Atlanta offers so much to residents and visitors alike — mild weather (minus 2014’s Icemageddon), internationally renowned corporations, beautiful landscapes and a vibrant culture. It’s the film/hip hop mecca of the South, and don’t forget totchos (okay, that last one might be more specific to me). No wonder thousands of people flock here each year. But with all those people come cars. So. Many. Cars.
Our roadways and transit system can’t keep up with the mass of people clogging the highways and all the jokes of ITP vs. OTP (for you Atlanta newbies or those who don’t live in the metro region, that’s the imaginary line of I-285 that divides those in the city from those in the surrounding suburbs, i.e. inside and outside the perimeter) aren’t so funny when you’re ready to drive your car off a cliff a la Thelma & Louise just to spare your eyeballs the sight of any more red brake lights.

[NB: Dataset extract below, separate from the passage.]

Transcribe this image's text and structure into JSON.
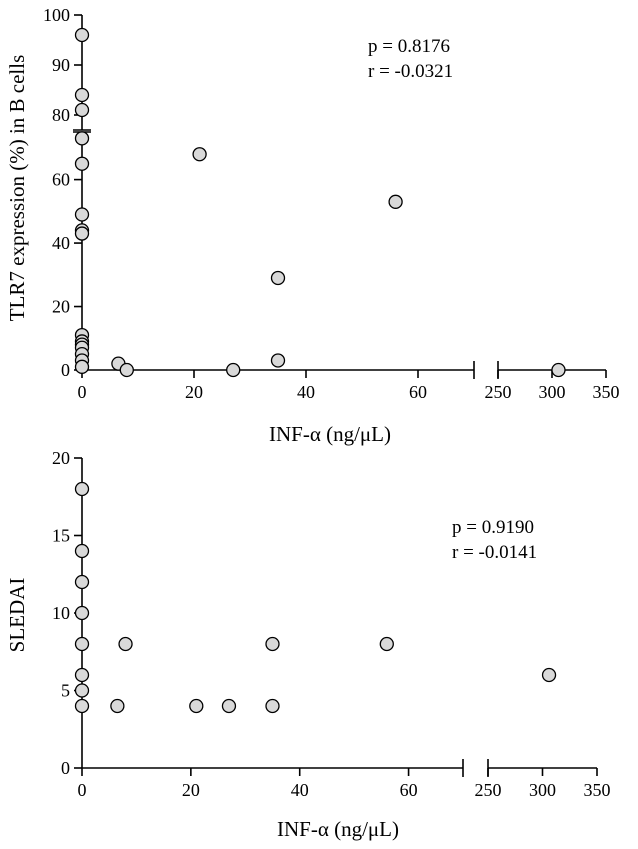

Don’t worry, loyal StyleBlueprint readers — you will overcome this transit hell with our handy dandy Atlanta traffic survival guide. After following our advice, Spaghetti Junction will feel like a stroll through the park, “rush hour” will be “relax hour,” and you’ll be banging your head to the sweet sounds of smooth jazz instead of against your steering wheel. (Sorry, we can’t do much about all the Peachtree street names.)
Atlanta Traffic Survival Guide
Step One: Preparation
It’s all about preparation when trying to survive Atlanta traffic — and we’re not talking flares, spare tires and flashlights. Drivers, you need some proven resources when it comes to taking on the blinding brake lights and the inevitable highway hypnosis that kicks in upon staring at the same dotted line when merging on the Connector. I won’t waste your time with standard bullet points like a full gas tank, charged cell phone and an extra set of keys.
Here are five items you NEED to pack when trying to survive Atlanta traffic:
- All-ages coloring book and colored pencils: Since you’re officially not moving while
sitting in the parking loton Georgia 400, unlock your creative side. Note that we recommend colored pencils, not pens, in case you run out of ink and the stress sends you into a road rage flare-up.
- Ibuprofen: The stop-and-start movement and sea of red lights will definitely trigger a migraine.
- Pillow: This one is especially important when traveling with the fam — use your pillow to muffle any obscenities that fly out of your mouth, so as to not scare the kiddos in the backseat.
- Hoverboard: Sure, it might start a fire in your trunk, but isn’t the risk worth it when it comes to a potential secondary means of escaping traffic and abandoning your car?!
- Chamomile tea: You might be thinking, “Hey Melanie, where’s the caffeine on this list?” Well we assume you’re stuck at a standstill right now, and there’s no need to make those white knuckles jitter. Enjoy a mug of chamomile tea (suck on a tea bag if you don’t have hot water) and let this stress-relieving herb do its thing.
Step Two: Acceptance
You’re approaching hour two of your 12-mile commute and have lost all connections to sanity. (Is this an episode of “Lost?” Is this some alternate reality where cars never escape the merge lane?!) After you’ve made proper preparations and used up your Advil rations, it’s time to cope and mentally escape to your happy place as you approach your destination.
Here are five ways to cope with your current (parking) lot in life:
- Pretend that you’re sitting in an ejection seat and can escape your mobile prison with the push of a button.
- Start an “air band” with the other unfortunate souls in your car. Pick a name (my crew has already claimed Zero Movement), grab your “instruments” and lip sync to whatever’s on the radio.
- Hide under your desk, inside your pantry or under the bed during the hours of 7 a.m. to 9 a.m. and 4 p.m. to 6 p.m., and NEVER get close to the roads during this time frame.
- Pray to the traffic gods for green lights, no construction zones and accurate Waze maps.
- Bike? MARTA? Walk?!
Surviving Atlanta’s traffic is no easy feat — and speaking of that, your feet will thank you the second they touch solid ground upon reaching your final destination. Respect the rules of the road, be patient and, most importantly, have a bottle of wine awaiting your return (always in that order)!